The Answer to the Ultimate Question

The Answer to the Ultimate Question The Garrett Ashley Mullet Show

In Douglas Adams’ Hitchhiker’s Guide to the Galaxy, the supercomputer Deep Thought operates for 7.5 million years to spit out the answer “42.” But by that time, nobody remembers what the question was. So then another supercomputer – this one none other than our very own planet Earth – is designed by a race of hyper-intelligent, ultra-capable galactic house mice to figure out what the original question was.

Fools, Frauds, and Firebrands by Roger Scruton talks quite a lot about the thinkers of the New Left who obfuscate the nonsense of their philosophies by burying the lack of meaning in a lot of complicated speech that’s difficult to get through.

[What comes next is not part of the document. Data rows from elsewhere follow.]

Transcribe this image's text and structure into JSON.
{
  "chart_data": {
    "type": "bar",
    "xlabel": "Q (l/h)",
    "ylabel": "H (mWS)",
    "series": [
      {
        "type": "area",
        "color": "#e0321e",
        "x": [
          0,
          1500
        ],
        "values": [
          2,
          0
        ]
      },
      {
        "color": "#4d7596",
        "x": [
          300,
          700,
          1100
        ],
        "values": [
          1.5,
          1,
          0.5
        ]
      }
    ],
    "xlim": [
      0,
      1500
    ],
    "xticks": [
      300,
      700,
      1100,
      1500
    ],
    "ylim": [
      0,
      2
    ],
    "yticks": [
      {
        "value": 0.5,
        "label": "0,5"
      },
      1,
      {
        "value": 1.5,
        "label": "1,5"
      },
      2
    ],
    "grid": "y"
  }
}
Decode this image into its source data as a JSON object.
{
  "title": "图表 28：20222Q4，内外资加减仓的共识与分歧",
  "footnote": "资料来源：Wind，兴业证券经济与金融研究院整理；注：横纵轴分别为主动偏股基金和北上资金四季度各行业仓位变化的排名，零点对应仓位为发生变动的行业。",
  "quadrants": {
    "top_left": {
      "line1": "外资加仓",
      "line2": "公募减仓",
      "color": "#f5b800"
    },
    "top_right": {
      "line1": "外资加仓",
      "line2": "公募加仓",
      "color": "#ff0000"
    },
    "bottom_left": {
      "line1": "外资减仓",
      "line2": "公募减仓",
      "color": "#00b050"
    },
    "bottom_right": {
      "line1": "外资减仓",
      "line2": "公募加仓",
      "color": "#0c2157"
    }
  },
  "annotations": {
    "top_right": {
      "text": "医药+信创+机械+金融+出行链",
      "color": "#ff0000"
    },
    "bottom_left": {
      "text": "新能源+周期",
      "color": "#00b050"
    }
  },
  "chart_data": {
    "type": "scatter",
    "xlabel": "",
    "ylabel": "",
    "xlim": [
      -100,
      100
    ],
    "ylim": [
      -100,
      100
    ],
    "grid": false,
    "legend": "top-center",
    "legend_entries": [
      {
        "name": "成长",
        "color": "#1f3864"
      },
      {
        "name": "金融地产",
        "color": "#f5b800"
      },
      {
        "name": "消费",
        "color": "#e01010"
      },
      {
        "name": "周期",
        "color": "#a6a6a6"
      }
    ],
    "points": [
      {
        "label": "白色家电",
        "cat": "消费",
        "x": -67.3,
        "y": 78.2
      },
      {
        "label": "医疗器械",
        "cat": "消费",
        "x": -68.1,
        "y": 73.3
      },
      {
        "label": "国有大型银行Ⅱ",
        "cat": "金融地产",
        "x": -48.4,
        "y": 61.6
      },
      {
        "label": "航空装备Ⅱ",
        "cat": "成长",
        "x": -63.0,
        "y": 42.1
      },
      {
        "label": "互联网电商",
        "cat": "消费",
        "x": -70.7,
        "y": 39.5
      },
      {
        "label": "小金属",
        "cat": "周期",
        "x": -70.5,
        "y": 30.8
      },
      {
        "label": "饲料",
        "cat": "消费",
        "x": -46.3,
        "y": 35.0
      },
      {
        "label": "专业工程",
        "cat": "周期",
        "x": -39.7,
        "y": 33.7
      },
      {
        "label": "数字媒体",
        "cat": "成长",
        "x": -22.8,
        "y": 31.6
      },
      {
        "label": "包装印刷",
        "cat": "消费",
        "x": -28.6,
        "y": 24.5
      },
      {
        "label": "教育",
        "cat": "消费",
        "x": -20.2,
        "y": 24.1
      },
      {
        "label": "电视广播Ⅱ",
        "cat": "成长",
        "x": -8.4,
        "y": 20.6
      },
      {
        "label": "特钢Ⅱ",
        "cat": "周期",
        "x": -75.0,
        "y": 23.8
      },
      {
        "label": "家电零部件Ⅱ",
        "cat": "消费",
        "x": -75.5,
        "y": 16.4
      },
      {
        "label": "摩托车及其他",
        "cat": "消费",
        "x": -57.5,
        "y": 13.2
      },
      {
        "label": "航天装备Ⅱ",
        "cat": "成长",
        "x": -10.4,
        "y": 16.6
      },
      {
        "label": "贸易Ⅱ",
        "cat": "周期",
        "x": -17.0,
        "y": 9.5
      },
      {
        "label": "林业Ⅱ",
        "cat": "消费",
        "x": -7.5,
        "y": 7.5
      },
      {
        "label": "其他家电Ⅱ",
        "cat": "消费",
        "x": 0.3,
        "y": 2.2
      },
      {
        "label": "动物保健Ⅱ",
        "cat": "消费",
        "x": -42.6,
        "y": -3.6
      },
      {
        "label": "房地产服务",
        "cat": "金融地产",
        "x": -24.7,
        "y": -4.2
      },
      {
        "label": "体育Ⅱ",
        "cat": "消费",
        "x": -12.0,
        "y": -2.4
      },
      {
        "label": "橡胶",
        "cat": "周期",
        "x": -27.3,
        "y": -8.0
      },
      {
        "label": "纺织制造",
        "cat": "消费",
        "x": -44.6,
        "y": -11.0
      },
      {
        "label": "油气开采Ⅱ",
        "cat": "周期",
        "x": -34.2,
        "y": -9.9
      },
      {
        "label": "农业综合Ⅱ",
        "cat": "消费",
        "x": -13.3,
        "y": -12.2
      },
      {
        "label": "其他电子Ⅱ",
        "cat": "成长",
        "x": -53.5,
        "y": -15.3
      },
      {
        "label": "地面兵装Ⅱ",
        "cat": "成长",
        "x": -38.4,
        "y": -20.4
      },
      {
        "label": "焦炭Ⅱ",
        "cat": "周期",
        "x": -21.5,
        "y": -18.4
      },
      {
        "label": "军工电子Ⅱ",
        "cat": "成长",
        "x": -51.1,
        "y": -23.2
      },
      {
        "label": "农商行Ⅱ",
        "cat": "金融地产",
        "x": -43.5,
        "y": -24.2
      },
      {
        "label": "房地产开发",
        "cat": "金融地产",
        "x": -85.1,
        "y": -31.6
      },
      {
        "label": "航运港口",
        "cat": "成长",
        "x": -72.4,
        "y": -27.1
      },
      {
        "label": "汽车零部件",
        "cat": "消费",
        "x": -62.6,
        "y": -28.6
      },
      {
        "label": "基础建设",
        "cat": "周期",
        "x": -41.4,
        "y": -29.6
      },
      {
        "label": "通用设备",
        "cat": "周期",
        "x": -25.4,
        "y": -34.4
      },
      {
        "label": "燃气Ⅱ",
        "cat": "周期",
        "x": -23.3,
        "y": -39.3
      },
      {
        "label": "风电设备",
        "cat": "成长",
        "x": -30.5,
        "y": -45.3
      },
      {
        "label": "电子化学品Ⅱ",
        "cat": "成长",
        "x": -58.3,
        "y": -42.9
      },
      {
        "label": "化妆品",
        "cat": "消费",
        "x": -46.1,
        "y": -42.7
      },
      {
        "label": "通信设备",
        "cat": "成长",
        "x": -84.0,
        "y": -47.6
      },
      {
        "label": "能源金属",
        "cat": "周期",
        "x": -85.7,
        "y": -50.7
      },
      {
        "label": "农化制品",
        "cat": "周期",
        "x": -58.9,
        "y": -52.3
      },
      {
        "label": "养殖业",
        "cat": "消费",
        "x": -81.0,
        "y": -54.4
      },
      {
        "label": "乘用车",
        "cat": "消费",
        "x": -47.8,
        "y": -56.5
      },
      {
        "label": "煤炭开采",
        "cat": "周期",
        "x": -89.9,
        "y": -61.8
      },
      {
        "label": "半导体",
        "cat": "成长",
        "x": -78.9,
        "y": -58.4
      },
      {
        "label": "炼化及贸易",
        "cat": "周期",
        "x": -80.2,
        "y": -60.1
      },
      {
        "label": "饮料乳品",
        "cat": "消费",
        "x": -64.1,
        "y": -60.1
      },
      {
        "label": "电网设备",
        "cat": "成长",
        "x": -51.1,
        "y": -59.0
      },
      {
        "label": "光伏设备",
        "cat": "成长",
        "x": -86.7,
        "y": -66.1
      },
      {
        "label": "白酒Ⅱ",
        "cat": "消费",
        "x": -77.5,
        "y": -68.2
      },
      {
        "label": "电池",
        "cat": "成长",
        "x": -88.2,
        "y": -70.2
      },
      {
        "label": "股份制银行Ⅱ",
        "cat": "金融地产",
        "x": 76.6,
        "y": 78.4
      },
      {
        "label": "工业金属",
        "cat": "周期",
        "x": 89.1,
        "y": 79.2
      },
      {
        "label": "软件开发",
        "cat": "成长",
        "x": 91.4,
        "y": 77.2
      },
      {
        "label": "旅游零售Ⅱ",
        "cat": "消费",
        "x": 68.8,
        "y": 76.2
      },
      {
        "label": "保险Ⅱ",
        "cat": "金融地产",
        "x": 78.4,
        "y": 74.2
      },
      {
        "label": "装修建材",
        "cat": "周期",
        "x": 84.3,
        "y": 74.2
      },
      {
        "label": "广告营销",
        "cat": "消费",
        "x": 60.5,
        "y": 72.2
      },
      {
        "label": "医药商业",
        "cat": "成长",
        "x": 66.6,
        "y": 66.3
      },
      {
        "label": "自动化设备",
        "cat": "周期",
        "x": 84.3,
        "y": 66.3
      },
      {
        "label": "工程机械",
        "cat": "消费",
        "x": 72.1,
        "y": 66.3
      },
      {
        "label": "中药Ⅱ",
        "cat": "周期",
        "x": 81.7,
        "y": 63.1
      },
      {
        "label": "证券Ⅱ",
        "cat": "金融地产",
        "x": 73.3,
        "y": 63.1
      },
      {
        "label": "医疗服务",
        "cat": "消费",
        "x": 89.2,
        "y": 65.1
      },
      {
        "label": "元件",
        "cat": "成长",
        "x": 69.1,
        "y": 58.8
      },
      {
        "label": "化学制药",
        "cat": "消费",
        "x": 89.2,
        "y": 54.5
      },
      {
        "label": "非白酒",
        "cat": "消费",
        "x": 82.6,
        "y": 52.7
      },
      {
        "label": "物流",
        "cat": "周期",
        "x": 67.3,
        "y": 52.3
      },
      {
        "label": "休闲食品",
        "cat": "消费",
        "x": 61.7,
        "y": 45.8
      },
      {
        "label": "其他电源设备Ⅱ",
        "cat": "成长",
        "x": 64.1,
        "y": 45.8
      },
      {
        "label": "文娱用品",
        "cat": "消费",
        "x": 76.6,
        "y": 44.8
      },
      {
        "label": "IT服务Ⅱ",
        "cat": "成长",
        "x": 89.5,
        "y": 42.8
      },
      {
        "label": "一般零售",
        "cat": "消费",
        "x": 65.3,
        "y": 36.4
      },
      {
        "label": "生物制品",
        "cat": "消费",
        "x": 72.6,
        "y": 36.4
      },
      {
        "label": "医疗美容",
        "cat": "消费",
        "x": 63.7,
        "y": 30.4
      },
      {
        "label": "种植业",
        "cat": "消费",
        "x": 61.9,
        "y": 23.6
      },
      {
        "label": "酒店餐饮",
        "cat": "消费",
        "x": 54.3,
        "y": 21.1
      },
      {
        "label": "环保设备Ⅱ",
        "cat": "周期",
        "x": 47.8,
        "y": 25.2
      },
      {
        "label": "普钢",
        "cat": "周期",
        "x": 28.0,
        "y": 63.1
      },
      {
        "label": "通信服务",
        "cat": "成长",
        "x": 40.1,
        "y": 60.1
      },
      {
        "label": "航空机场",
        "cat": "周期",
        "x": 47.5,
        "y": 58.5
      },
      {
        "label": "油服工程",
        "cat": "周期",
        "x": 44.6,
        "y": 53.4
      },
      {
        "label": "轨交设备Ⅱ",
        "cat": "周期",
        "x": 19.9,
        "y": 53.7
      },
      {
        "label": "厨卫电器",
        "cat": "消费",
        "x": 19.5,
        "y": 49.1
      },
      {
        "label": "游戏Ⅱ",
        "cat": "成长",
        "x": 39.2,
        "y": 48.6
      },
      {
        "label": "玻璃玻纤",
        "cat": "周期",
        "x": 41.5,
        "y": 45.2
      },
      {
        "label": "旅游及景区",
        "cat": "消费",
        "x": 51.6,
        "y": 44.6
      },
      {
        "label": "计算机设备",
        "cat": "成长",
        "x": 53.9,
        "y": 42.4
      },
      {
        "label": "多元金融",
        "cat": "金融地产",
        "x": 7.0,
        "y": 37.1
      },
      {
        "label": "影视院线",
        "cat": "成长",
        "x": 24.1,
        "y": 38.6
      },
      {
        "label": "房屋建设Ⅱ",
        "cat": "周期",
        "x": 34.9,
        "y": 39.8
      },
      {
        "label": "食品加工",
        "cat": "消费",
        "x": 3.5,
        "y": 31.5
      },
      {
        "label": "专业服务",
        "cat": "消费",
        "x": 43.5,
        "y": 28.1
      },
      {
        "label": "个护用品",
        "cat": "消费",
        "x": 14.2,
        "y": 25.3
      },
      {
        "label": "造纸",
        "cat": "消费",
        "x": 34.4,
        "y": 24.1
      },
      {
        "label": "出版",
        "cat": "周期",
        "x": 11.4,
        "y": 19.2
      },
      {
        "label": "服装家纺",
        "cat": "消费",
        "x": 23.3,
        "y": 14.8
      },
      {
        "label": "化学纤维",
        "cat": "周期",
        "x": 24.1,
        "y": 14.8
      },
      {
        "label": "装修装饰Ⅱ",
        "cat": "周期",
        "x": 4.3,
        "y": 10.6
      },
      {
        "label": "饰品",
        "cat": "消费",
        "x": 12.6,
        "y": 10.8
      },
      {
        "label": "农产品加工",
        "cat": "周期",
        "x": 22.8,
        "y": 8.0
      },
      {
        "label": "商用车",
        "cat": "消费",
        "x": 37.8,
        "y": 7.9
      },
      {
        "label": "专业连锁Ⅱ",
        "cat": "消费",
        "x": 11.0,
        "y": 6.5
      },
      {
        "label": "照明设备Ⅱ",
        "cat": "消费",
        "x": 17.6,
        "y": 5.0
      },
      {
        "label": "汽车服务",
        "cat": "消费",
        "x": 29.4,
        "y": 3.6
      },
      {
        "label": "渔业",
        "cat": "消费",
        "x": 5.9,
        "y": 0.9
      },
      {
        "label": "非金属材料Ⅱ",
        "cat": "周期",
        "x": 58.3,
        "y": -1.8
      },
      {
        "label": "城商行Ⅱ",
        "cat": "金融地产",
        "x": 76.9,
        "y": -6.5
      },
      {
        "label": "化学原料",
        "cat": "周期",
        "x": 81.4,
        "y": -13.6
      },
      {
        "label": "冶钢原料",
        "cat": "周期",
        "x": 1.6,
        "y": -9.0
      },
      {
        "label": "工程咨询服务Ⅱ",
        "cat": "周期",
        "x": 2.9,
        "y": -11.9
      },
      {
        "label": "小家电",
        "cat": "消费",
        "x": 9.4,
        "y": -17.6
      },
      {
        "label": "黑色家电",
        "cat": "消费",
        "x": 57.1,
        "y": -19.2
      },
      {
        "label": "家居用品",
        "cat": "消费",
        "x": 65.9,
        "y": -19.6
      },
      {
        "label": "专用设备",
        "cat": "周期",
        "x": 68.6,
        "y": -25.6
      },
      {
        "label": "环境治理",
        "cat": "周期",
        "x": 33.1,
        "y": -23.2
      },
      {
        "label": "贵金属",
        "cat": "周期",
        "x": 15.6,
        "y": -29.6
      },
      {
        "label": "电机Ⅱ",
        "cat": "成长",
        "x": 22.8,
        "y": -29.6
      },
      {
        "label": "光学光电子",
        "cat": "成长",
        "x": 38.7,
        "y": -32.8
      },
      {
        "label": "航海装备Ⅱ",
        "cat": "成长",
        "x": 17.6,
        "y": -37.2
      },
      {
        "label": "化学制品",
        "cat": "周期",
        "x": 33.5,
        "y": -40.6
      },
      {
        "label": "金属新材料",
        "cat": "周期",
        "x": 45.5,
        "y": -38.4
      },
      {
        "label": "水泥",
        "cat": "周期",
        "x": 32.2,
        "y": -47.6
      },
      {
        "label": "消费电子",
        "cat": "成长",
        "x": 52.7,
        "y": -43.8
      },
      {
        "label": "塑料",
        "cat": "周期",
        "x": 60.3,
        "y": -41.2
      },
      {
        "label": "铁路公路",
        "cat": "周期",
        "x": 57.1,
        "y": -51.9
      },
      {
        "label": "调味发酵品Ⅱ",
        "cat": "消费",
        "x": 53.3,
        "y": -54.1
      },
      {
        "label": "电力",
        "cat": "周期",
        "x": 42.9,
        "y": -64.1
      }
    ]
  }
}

Yesterday also, I finished up Children of Ash and Elm by Neil Price – the first and only definitive and dedicated history of the Vikings as a people I have ever come across. And I find it remarkable how the author takes little detours throughout the work to toss in woke-sounding modern conceptions of the patriarchy, gender theory, and the like. He apparently is looking to the Vikings for some kind of primeval precedent for the present-day revelry, chaos, and confusion regarding gender and sexuality.

Yet the contradiction that makes so little sense to me is that for all the efforts Price makes at portraying Viking society as open, inclusive, and tolerant, we must remember that the Vikings are so well-known to us because of their savagery, brutality, and penchant for murderous raids. They callously took slaves and sacrificed men, women, and children to their pagan gods. They bludgeoned, threatened, and generally terrorized all within their grasp for hundreds of years – and yet we are to extoll their virtues as some kind of throw-back precursor of a modern secular fantasy of living in a society where gender and sexuality are merely a social construct.

In other words, the madness of this present age – and moreover, of all ages in which sinful men hold sway and revel in their own and one another’s wickedness – is in loving and embracing death romantically so long as we can find refuge in it from the God of Abraham, Isaac, and Jacob, and Christ Jesus the only begotten Son of the Father.

One final thought – and this is in response to some feedback I got from my neighbor after he listened to Episode # 104, “Choosing the Seventh Audiobook.” I may be speaking as much from my own human frailty and ignorance to dismiss Study Bibles.